Memory & Learning Flashcards
What is Learning?
The acquisition of skill or knowledge
Refers to the process of how experiences change our brain.
What is Memory?
The expression of what you’ve acquired
The changes become memories which then are able to be stored and/or reactivated at a later time.
Mental Storage Device: information may be held and retained.
Capacity of the mind: ability to use and understand info
Different Types of Memory
Information Processed (words vs. pictorial info)
Capacity or Persistence (short-term vs. long-term)
Operating Characteristics (mental codes in which info is held).
Long-Term Recall
The ability to store information in memory and to fluently retrieve it later.
Not representative of the info that is stored in long-term memory but measures the ability to process and retrieve that info effectively and efficiently at a later date.
Episodic Memory
Declarative Memory
Storage and recollection of experiences and events
Semantic Memory
Declarative Memory
Storage of context-free factual and conceptual knowledge that includes general concepts, specific facts, autobiographical facts, and language.
The process of learning and memory
4 stages:
- Encoding - the initial registration and acquisition of information
- Storage - the maintenance of information over time in the nervous system.
- Consolidation - the multistage process where memory becomes more stable and resistant.

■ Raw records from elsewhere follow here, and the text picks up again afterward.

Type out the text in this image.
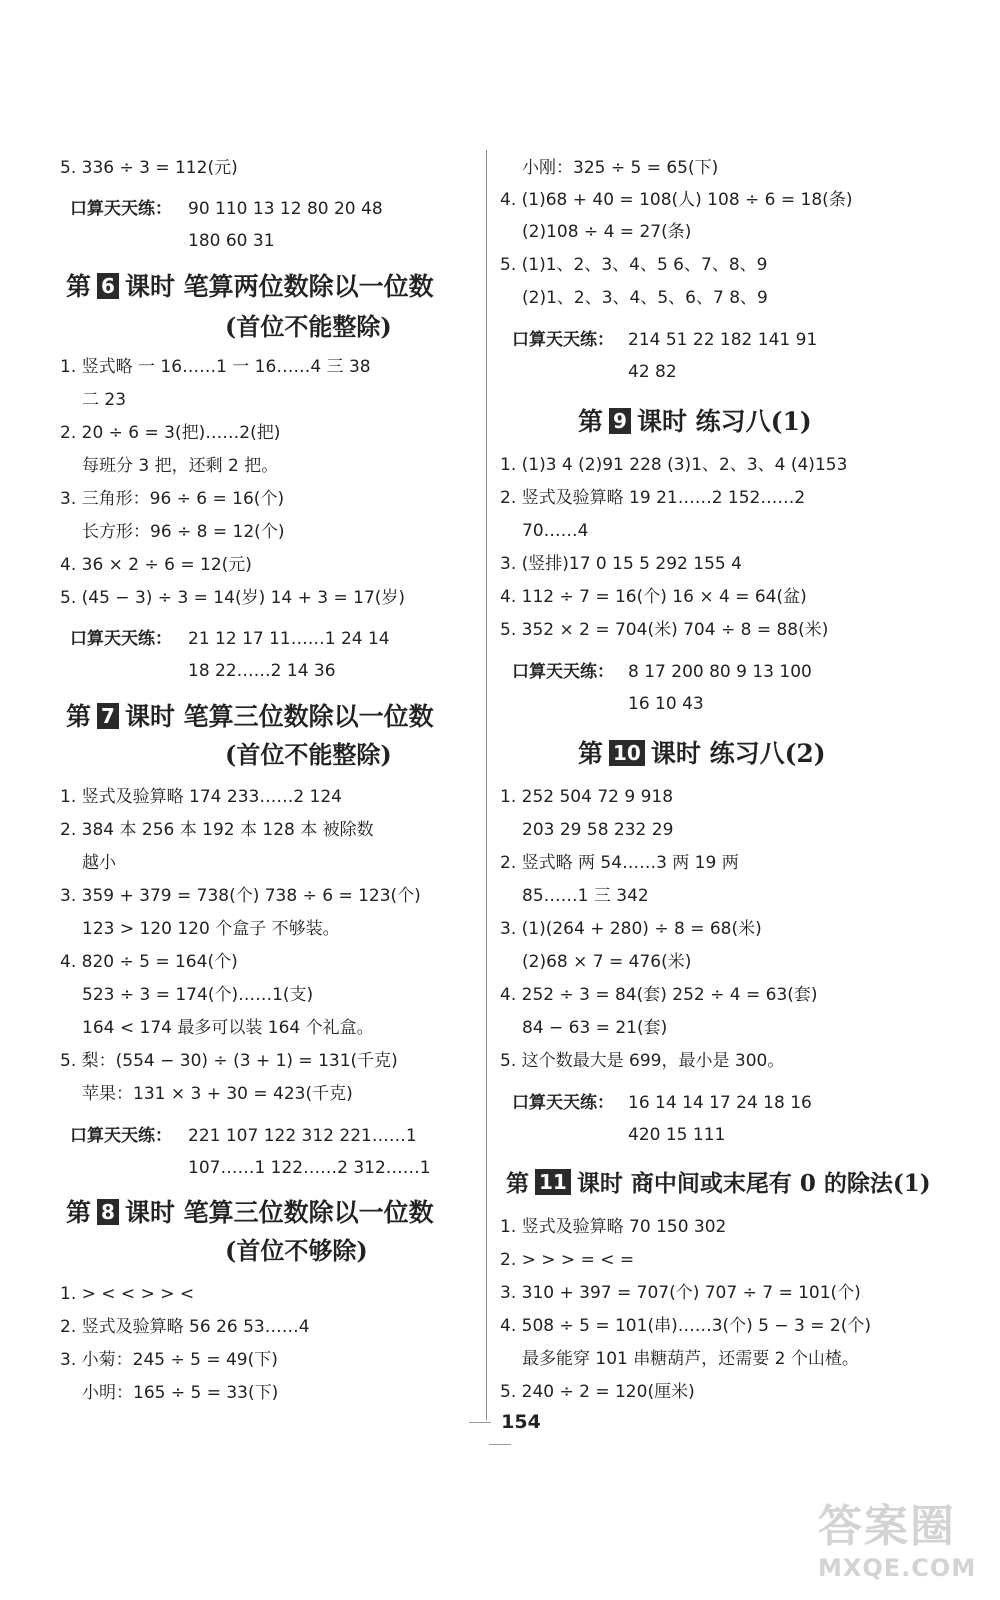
5. 336 ÷ 3 = 112(元)
口算天天练： 90 110 13 12 80 20 48
180 60 31
第 6 课时 笔算两位数除以一位数
(首位不能整除)
1. 竖式略 一 16……1 一 16……4 三 38
二 23
2. 20 ÷ 6 = 3(把)……2(把)
每班分 3 把，还剩 2 把。
3. 三角形：96 ÷ 6 = 16(个)
长方形：96 ÷ 8 = 12(个)
4. 36 × 2 ÷ 6 = 12(元)
5. (45 − 3) ÷ 3 = 14(岁) 14 + 3 = 17(岁)
口算天天练： 21 12 17 11……1 24 14
18 22……2 14 36
第 7 课时 笔算三位数除以一位数
(首位不能整除)
1. 竖式及验算略 174 233……2 124
2. 384 本 256 本 192 本 128 本 被除数
越小
3. 359 + 379 = 738(个) 738 ÷ 6 = 123(个)
123 > 120 120 个盒子 不够装。
4. 820 ÷ 5 = 164(个)
523 ÷ 3 = 174(个)……1(支)
164 < 174 最多可以装 164 个礼盒。
5. 梨：(554 − 30) ÷ (3 + 1) = 131(千克)
苹果：131 × 3 + 30 = 423(千克)
口算天天练： 221 107 122 312 221……1
107……1 122……2 312……1
第 8 课时 笔算三位数除以一位数
(首位不够除)
1. > < < > > <
2. 竖式及验算略 56 26 53……4
3. 小菊：245 ÷ 5 = 49(下)
小明：165 ÷ 5 = 33(下)
小刚：325 ÷ 5 = 65(下)
4. (1)68 + 40 = 108(人) 108 ÷ 6 = 18(条)
(2)108 ÷ 4 = 27(条)
5. (1)1、2、3、4、5 6、7、8、9
(2)1、2、3、4、5、6、7 8、9
口算天天练： 214 51 22 182 141 91
42 82
第 9 课时 练习八(1)
1. (1)3 4 (2)91 228 (3)1、2、3、4 (4)153
2. 竖式及验算略 19 21……2 152……2
70……4
3. (竖排)17 0 15 5 292 155 4
4. 112 ÷ 7 = 16(个) 16 × 4 = 64(盆)
5. 352 × 2 = 704(米) 704 ÷ 8 = 88(米)
口算天天练： 8 17 200 80 9 13 100
16 10 43
第 10 课时 练习八(2)
1. 252 504 72 9 918
203 29 58 232 29
2. 竖式略 两 54……3 两 19 两
85……1 三 342
3. (1)(264 + 280) ÷ 8 = 68(米)
(2)68 × 7 = 476(米)
4. 252 ÷ 3 = 84(套) 252 ÷ 4 = 63(套)
84 − 63 = 21(套)
5. 这个数最大是 699，最小是 300。
口算天天练： 16 14 14 17 24 18 16
420 15 111
第 11 课时 商中间或末尾有 0 的除法(1)
1. 竖式及验算略 70 150 302
2. > > > = < =
3. 310 + 397 = 707(个) 707 ÷ 7 = 101(个)
4. 508 ÷ 5 = 101(串)……3(个) 5 − 3 = 2(个)
最多能穿 101 串糖葫芦，还需要 2 个山楂。
5. 240 ÷ 2 = 120(厘米)
154
答案圈
MXQE.COM
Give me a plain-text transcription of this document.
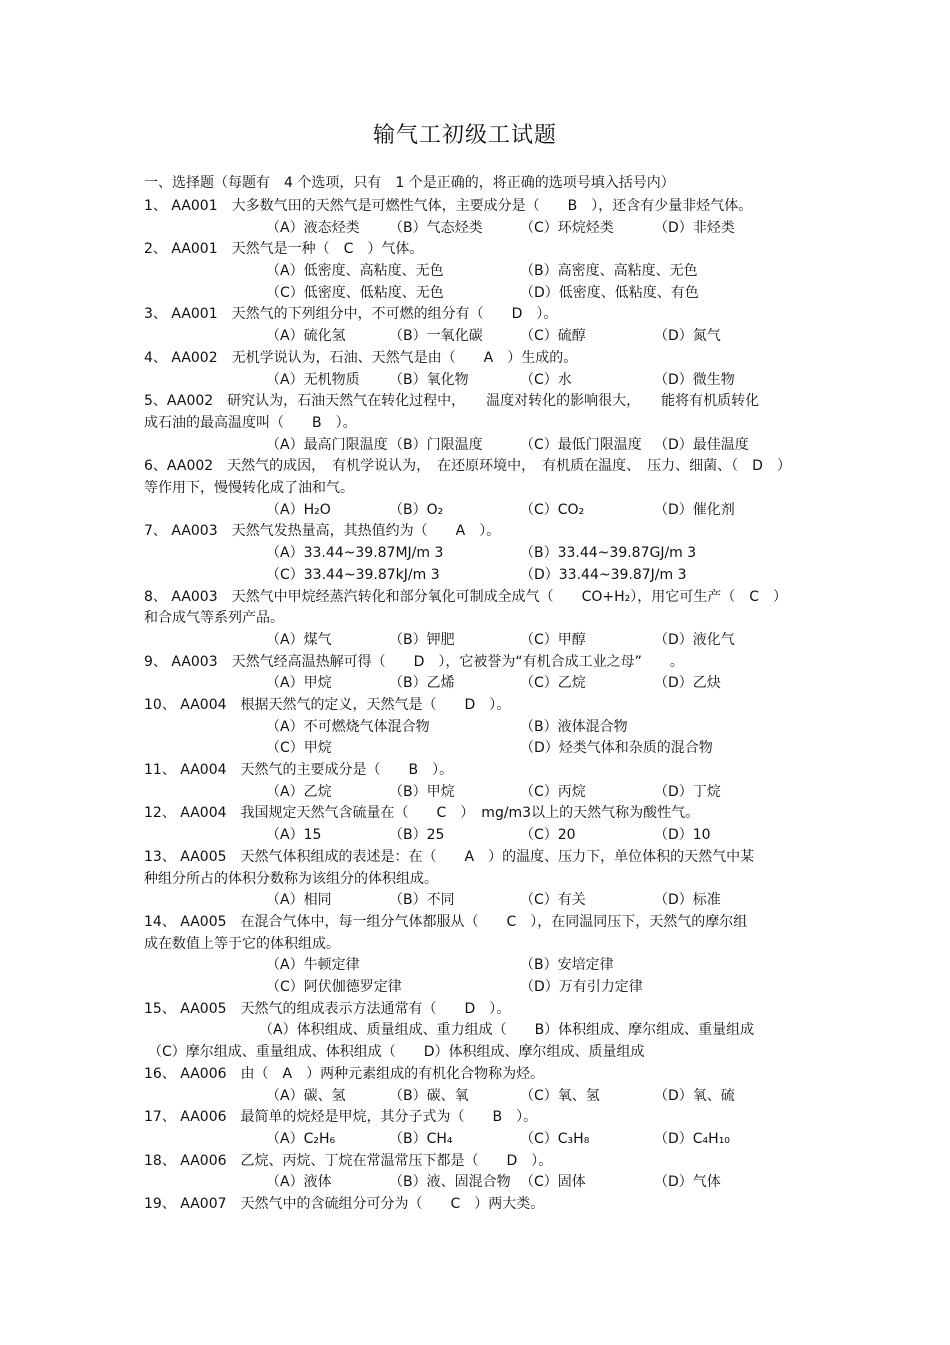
输气工初级工试题
一、选择题（每题有　4 个选项，只有　1 个是正确的，将正确的选项号填入括号内）
1、 AA001　大多数气田的天然气是可燃性气体，主要成分是（　　B　），还含有少量非烃气体。
（A）液态烃类 （B）气态烃类	（C）环烷烃类	（D）非烃类
2、 AA001　天然气是一种（　C　）气体。
（A）低密度、高粘度、无色	（B）高密度、高粘度、无色
（C）低密度、低粘度、无色	（D）低密度、低粘度、有色
3、 AA001　天然气的下列组分中，不可燃的组分有（　　D　）。
（A）硫化氢	（B）一氧化碳	（C）硫醇	（D）氮气
4、 AA002　无机学说认为，石油、天然气是由（　　A　）生成的。
（A）无机物质 （B）氧化物	（C）水	（D）微生物
5、AA002　研究认为，石油天然气在转化过程中，　　温度对转化的影响很大，　　能将有机质转化
成石油的最高温度叫（　　B　）。
（A）最高门限温度 （B）门限温度	（C）最低门限温度 （D）最佳温度
6、AA002　天然气的成因，　有机学说认为，　在还原环境中，　有机质在温度、　压力、细菌、（　D　）
等作用下，慢慢转化成了油和气。
（A）H₂O	（B）O₂	（C）CO₂	（D）催化剂
7、 AA003　天然气发热量高，其热值约为（　　A　）。
（A）33.44~39.87MJ/m 3	（B）33.44~39.87GJ/m 3
（C）33.44~39.87kJ/m 3	（D）33.44~39.87J/m 3
8、 AA003　天然气中甲烷经蒸汽转化和部分氧化可制成全成气（　　CO+H₂），用它可生产（　C　）
和合成气等系列产品。
（A）煤气	（B）钾肥	（C）甲醇	（D）液化气
9、 AA003　天然气经高温热解可得（　　D　），它被誉为“有机合成工业之母”　　。
（A）甲烷	（B）乙烯	（C）乙烷	（D）乙炔
10、 AA004　根据天然气的定义，天然气是（　　D　）。
（A）不可燃烧气体混合物	（B）液体混合物
（C）甲烷	（D）烃类气体和杂质的混合物
11、 AA004　天然气的主要成分是（　　B　）。
（A）乙烷	（B）甲烷	（C）丙烷	（D）丁烷
12、 AA004　我国规定天然气含硫量在（　　C　）　mg/m3以上的天然气称为酸性气。
（A）15	（B）25	（C）20	（D）10
13、 AA005　天然气体积组成的表述是：在（　　A　）的温度、压力下，单位体积的天然气中某
种组分所占的体积分数称为该组分的体积组成。
（A）相同	（B）不同	（C）有关	（D）标准
14、 AA005　在混合气体中，每一组分气体都服从（　　C　），在同温同压下，天然气的摩尔组
成在数值上等于它的体积组成。
（A）牛顿定律	（B）安培定律
（C）阿伏伽德罗定律	（D）万有引力定律
15、 AA005　天然气的组成表示方法通常有（　　D　）。
（A）体积组成、质量组成、重力组成（　　B）体积组成、摩尔组成、重量组成
（C）摩尔组成、重量组成、体积组成（　　D）体积组成、摩尔组成、质量组成
16、 AA006　由（　A　）两种元素组成的有机化合物称为烃。
（A）碳、氢	（B）碳、氧	（C）氧、氢	（D）氧、硫
17、 AA006　最简单的烷烃是甲烷，其分子式为（　　B　）。
（A）C₂H₆	（B）CH₄	（C）C₃H₈	（D）C₄H₁₀
18、 AA006　乙烷、丙烷、丁烷在常温常压下都是（　　D　）。
（A）液体	（B）液、固混合物 （C）固体	（D）气体
19、 AA007　天然气中的含硫组分可分为（　　C　）两大类。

- Retrieval - the process whereby stored info is brought back into conscious awareness or otherwise affects ongoing behavior.
Encoding
The initial registration and acquisition of info
The process of transforming sensory and perceptual info into a representation code that can be stored in long-term memory
An automatic, unconscious process
Can also be intentional.
Storage
The maintenance of info over time in the nervous system
Storage is also referred to as retention
Includes processing not just a holding function
Unconscious process, effected by conscious activities.
Memory is stored in the same brain region where the perception and processing of the info took place.
Consolidation
The multistage process where memory becomes more stable and resistant to forgetting.
Post-encoding process which involves maintenance, elaboration, and storage or new information.
Occurs immediately after encoding but can extend for days and weeks.
Stabilizes, modifies, condenses, and enhances memories.
Retrieval
The process whereby stored info is Brough back into conscious awareness or otherwise affects ongoing behavior.
Process to access long-term memory.
Involves 2 processes: Spontaneous/Automatic and Controlled.
Recall
Tasks are a measure of how well the child can tredtieeve info they have learned.
Recognition
Tasks measure how much and what king of info they have encoded or stored.
Working Memory
The limited capacity to retain info while simultaneously processing the same or other information for a short-period.
Componenets: Phonological short-term, visual spatial short-term, & executive working memory.
Phonological Short-Term Memory
Auditory or Verbal Short-Term Memory
Limited Capacity, Speech-based store of verbal info.